I have an uncanny ability to walk away from the familiar for something foreign without much fear. There's usually a lot of unexpected to deal with once I arrive, but the getting there is emotionally quite easy.
Last night I went to a synagogue. I hadn't ever been to a synagogue before. Yann Martel, the author of a brilliant book, was speaking there. Going somewhere I've never been before to hear an author I admire speak does something real for me. It quenches a thirst rooted in dehydration.
It turns out he was brilliant, not surprisingly. And before stumbling upon writing, he was pretty aimless. He came from education, a travel-filled childhood, and academic parents. After finishing an undergraduate in philosophy and being "unsatisfied" with academia, he both washed dishes and worked as a security guard. He found writing to be that thing that consistently satisfied. And he wrote a lot of bad stuff before Life of Pi. Eventually he embraced it, lived on little, and wrote.
My years seem to be inching me closer and closer to this reality. I find the professional realm of reality to be quite unsatisfying. I have no interest in selling anything to anyone else. I have interests and hobbies, but when I place my interests up against the pressure of using using them to make a living, they lose their allure. Writing my own commentary on life is a natural reaction I have to living, and it never lacks satisfaction. I write a lot of bad stuff with no intention to stop. I already live on very little. That's another natural reaction I have to life.

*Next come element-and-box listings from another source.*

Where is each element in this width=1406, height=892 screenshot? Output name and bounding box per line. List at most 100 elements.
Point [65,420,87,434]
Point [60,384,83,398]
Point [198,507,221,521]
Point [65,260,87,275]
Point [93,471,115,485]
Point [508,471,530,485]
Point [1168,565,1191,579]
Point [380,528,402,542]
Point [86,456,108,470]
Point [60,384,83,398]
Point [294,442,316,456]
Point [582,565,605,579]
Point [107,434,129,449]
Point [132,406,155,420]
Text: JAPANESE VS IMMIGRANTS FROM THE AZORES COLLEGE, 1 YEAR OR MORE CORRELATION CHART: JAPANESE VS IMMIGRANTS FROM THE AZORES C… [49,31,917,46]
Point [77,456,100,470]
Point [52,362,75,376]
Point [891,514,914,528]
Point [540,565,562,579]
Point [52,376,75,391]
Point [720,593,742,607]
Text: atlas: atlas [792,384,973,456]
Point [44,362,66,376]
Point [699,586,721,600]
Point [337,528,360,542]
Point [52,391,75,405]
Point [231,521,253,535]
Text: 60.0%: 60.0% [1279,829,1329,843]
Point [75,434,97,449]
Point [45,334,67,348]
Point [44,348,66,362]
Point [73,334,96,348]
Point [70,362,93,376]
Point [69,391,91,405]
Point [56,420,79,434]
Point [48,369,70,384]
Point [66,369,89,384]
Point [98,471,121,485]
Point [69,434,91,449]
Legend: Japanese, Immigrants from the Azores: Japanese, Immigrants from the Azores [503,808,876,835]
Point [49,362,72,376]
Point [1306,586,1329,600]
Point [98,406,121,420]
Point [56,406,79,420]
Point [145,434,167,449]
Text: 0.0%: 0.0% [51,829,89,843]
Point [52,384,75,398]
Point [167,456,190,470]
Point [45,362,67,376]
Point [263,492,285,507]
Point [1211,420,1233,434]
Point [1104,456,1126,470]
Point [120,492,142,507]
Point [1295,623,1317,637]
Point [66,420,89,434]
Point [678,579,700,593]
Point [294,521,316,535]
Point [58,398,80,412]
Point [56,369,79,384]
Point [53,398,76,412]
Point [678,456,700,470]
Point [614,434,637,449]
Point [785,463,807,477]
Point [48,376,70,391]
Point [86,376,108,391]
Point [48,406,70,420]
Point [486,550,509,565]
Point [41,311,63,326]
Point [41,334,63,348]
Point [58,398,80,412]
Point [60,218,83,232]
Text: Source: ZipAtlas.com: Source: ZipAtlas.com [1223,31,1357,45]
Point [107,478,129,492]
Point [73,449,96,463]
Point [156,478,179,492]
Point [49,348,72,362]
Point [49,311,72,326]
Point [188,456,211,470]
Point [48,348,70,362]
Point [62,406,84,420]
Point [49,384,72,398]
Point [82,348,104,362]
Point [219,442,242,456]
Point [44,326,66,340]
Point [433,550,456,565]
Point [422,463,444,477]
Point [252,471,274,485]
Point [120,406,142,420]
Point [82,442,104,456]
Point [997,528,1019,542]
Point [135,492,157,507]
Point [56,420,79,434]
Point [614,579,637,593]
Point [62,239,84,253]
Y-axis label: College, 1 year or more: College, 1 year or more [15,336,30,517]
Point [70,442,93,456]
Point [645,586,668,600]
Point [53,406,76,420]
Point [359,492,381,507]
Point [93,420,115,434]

Today I went somewhere else. I got away. And I am sitting in front of a new window typing this out with the knowledge that the people I run into are all strangers; Their daily landscape is completely different than mine, and they have no choice but to share theirs' with a stranger today. Later I will have lunch with an old friend, the woman who coincidently told me I should read Life of Pi, the book that took me to me the synagogue last night, a night that will help solidify the idea that occupational misdirection isn't a flaw for someone that finds more satisfaction in writing life commentary than anything else.
It's also a plus that occupational misdirection lends itself to the going, the other thing that brings me upmost satisfaction. Keep going, and keep writing, and keep being inspired by thoughtful well spoken writers that have themselves kept going, and kept writing.